Density, Viscosity, and Volumetric Properties of (2-Propoxyethanol + 3-Diethylamino Propylamine) Mixed Solutions at T = 298.15–318.15 K and Atmospheric Pressure for Absorption of CO2

Density and viscosity properties of 2-propoxyethanol (2-PE) + 3-diethylamino propylamine (DEAPA) mixed solutions were investigated at T = (298.15, 303.15, 308.15, 313.15, and 318.15) K and P = 100.5 kPa. After that, density was fitted well by the least-squares method, and viscosity was fitted well by the Arrhenius equation. According to basic data of density and viscosity, the excess properties and thermodynamic quantities of the mixed solutions were calculated, which indicated that an intermolecular interaction between 2-PE and DEAPA existed. Furthermore, computational chemistry and spectral analyses are used to explore the types of intermolecular interaction forces. Through computational chemistry, the most stable configurations of two organic single molecules and (2-PE + 2-PE, DEAPA + DEAPA, and 2-PE + DEAPA) bimolecules were optimized, and the hydrogen bond (HB) between the molecules was inferred.

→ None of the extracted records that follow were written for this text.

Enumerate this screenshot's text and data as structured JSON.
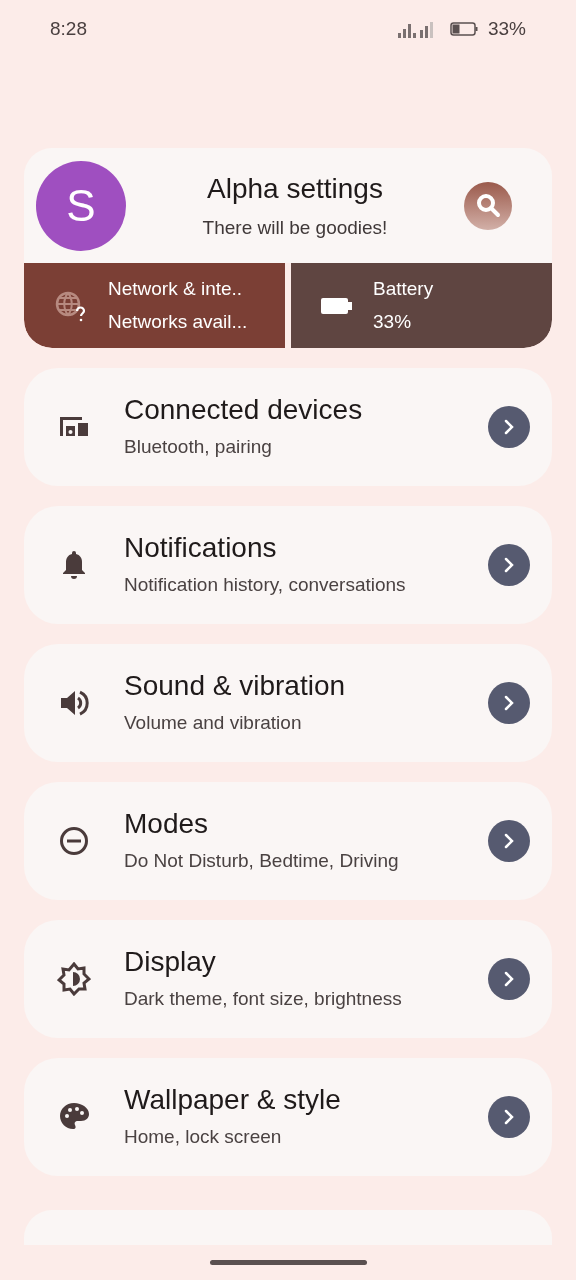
{
  "status_bar": {
    "time": "8:28",
    "battery": "33%"
  },
  "header": {
    "avatar": "S",
    "title": "Alpha settings",
    "subtitle": "There will be goodies!"
  },
  "tiles": [
    {
      "kind": "network",
      "title": "Network & inte..",
      "subtitle": "Networks avail..."
    },
    {
      "kind": "battery",
      "title": "Battery",
      "subtitle": "33%"
    }
  ],
  "items": [
    {
      "kind": "devices",
      "title": "Connected devices",
      "subtitle": "Bluetooth, pairing"
    },
    {
      "kind": "notifications",
      "title": "Notifications",
      "subtitle": "Notification history, conversations"
    },
    {
      "kind": "sound",
      "title": "Sound & vibration",
      "subtitle": "Volume and vibration"
    },
    {
      "kind": "modes",
      "title": "Modes",
      "subtitle": "Do Not Disturb, Bedtime, Driving"
    },
    {
      "kind": "display",
      "title": "Display",
      "subtitle": "Dark theme, font size, brightness"
    },
    {
      "kind": "wallpaper",
      "title": "Wallpaper & style",
      "subtitle": "Home, lock screen"
    }
  ]
}
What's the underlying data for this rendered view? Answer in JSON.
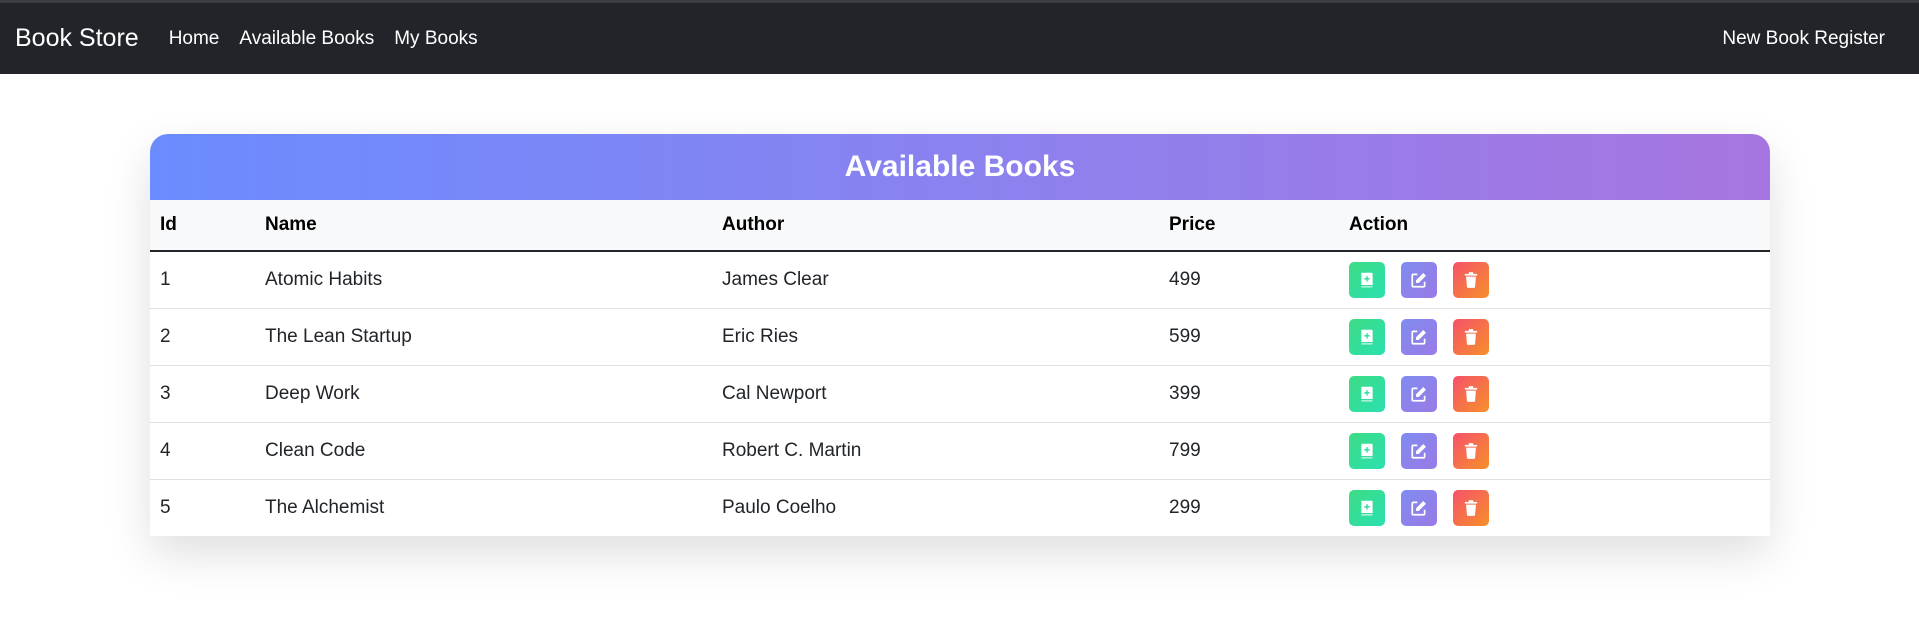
{
  "navbar": {
    "brand": "Book Store",
    "links": [
      "Home",
      "Available Books",
      "My Books"
    ],
    "right_link": "New Book Register",
    "background": "#212529"
  },
  "card": {
    "title": "Available Books",
    "gradient": [
      "#6b8cff",
      "#a775e1"
    ]
  },
  "table": {
    "headers": [
      "Id",
      "Name",
      "Author",
      "Price",
      "Action"
    ],
    "rows": [
      {
        "id": "1",
        "name": "Atomic Habits",
        "author": "James Clear",
        "price": "499"
      },
      {
        "id": "2",
        "name": "The Lean Startup",
        "author": "Eric Ries",
        "price": "599"
      },
      {
        "id": "3",
        "name": "Deep Work",
        "author": "Cal Newport",
        "price": "399"
      },
      {
        "id": "4",
        "name": "Clean Code",
        "author": "Robert C. Martin",
        "price": "799"
      },
      {
        "id": "5",
        "name": "The Alchemist",
        "author": "Paulo Coelho",
        "price": "299"
      }
    ],
    "actions": [
      {
        "name": "add-to-my-books",
        "icon": "book-plus-icon",
        "color": "#3ddc84"
      },
      {
        "name": "edit",
        "icon": "edit-icon",
        "color": "#8a82ef"
      },
      {
        "name": "delete",
        "icon": "trash-icon",
        "color": "#f6516a"
      }
    ]
  }
}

Through spectral analyses, Raman and ¹H NMR spectra were respectively used to characterize the (2-PE + DEAPA) mixed solutions. The hydrogen bonding mechanism was further found to be consistent with computational chemistry. Subsequently, based on the molar ratio of the strong intermolecular interactions, the (2-PE + DEAPA) mixed solutions presented a strong absorption capability of 0.6382 mol of CO₂/mol of DEAPA for CO₂ fixation at 150 min.